The capital goods sector has maintained that it is already manufacturing over 90 per cent of the items indicated in this list. They fear that this zero duty, if allowed to continue, will severely hit their bottomlines and weaker companies could be out of business.

The CII has reiterated that imposition of this 10 per cent import duty will, in no way, be detrimental to the interests of refineries and will, instead, promote healthy competition in the market. The overall impact in cost of new refineries will not exceed 3.5 per cent and may even be lower.

"In this competitive environment, the vendors are likely to quote competitively and the impact will be much lesser," says CII, adding that the levy would actually have a positive impact on revenue. It would also facilitate easy administration and yield revenues to the exchequer.

According to the CII, this duty can operate hand in hand with the existing deemed export benefits of special imprest licence/advance intermediate licence, the deemed exports drawback scheme, the scheme for refund of terminal excise duty in the case of fertiliser, and the special import licence at the rate of six per cent of the f.o.b. value (excluding all taxes and levies).

The other recommendations include:

  • Excise clearance under bond on the basis of physical exports instead of refunds as at present in the case of fertiliser;
  • Exemption on loading of central sales tax and octroi while comparing bids of indigenous and local suppliers. The CII has noted that the Department of Public Enterprises had recently instructed public sector units to give price preference equal to sales tax and octroi. This can be extended to the private sector also;
  • Introduction of mandatory tendering, transparent bid evaluation and public bid opening.

    The rationale for these changes, the CII states, lies in the fact that no country has zero duty on imports of capital goods which are produced locally. In principle, no industry should suffer negative protection and a tariff structure "should promote technology, manufacturing, value addition and employment within the country."

    The CII presentation specifically states that the present policy environment is only witnessing "unequal and unfair" competition which is discriminatory to indigenous industry. It also impedes the flow of fresh technology and is not conducive to technology upgradation/transfer/development.
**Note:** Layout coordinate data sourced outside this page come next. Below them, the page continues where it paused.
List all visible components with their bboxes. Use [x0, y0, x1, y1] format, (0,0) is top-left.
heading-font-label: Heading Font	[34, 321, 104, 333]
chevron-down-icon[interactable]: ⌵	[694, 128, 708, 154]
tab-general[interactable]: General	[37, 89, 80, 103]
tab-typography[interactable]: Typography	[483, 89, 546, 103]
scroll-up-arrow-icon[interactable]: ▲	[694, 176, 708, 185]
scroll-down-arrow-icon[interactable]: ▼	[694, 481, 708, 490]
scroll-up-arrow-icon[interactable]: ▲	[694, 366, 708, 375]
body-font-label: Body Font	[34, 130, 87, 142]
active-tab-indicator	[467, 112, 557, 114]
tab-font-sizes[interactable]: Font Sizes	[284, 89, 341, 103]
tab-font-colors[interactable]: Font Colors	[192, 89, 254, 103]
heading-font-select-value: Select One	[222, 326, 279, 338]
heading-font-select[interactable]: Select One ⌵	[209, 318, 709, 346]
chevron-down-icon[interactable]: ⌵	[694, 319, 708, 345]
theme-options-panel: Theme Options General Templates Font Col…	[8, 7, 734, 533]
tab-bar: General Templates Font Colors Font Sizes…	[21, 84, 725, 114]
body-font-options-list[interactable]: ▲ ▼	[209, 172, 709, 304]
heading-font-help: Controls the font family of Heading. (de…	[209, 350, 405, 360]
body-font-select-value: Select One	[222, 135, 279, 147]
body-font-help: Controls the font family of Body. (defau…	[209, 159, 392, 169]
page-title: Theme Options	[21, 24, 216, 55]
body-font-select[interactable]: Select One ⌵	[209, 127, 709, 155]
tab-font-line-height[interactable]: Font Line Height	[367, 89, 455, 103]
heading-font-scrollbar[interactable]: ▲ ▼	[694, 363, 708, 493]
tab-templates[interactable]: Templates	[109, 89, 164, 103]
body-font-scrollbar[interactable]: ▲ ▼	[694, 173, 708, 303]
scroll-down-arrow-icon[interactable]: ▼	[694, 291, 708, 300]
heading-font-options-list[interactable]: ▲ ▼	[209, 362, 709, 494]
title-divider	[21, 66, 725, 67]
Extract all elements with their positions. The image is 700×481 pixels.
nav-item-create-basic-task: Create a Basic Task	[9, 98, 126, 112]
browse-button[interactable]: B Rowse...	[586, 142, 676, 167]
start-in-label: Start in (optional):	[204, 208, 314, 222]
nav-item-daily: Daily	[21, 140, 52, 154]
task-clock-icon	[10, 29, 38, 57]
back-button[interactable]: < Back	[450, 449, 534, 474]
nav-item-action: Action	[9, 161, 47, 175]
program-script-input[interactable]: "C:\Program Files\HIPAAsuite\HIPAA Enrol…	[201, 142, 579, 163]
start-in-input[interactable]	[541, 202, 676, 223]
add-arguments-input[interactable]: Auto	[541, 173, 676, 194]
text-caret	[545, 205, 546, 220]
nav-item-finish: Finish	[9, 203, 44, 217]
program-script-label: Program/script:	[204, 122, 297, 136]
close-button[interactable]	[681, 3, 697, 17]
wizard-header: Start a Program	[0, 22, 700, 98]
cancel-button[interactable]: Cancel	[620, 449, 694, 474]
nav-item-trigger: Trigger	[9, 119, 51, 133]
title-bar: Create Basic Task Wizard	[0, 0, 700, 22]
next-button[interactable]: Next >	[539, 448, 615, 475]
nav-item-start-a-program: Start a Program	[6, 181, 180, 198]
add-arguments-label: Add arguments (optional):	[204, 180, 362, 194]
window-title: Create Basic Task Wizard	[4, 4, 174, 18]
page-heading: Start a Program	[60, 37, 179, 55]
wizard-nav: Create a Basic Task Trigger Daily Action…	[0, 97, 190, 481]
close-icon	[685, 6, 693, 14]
    According to the CII, the current scenario discourages manufacturing, value addition and employment within the country. It also erodes the competitiveness of Indian industry.

    One of the biggest concerns of the capital goods industry, the CII states, is that this zero import duty could be extended to other sectors also. Order books of companies have been on the decline and are "drying up", resulting in under-utilisation of capacity. The CII has estimated that on an average, capacity utilisation was down to 50 per cent in 1996-97 and may slide further to 35-40 per cent during the current financial.

    This could lead to unemployment and adversely impact technology transfer. Due to the strong backward linkages of the capital goods sector, downstream industries, ancillaries and small and medium units would be severely hit, resulting in "supressed demand" for domestic steel, non-ferrous metals, instruments, etc.

    The CII is of the view that despite its commendable contribution to India's industrialisation, the capital goods sector finds itself at the crossroads. In 1992, customs duty on capital goods for the fertiliser sector was slashed to zero from 15 per cent. The domestic capital goods industry was granted deemed export status and a 15 per cent price preference to compensate them for the cost disadvantage.

    However, in May 1995, this price preference was withdrawn even though the factors contributing to cost disadvantages remained. After hearing out the plea by industry, the committee of secretaries recommended a 14 per cent price preference. However, while this was being thrashed out for the fertiliser sector, the refining industry got a shot in the arm through zero import duty on certain equipment.

    As things stand today, there are 45 broad heads of equipment which qualify for zero import duty though local industry manufactures nearly all of them. The only difference is that the government has imposed a 10 per cent countervailing duty which can be claimed as Modvat credit.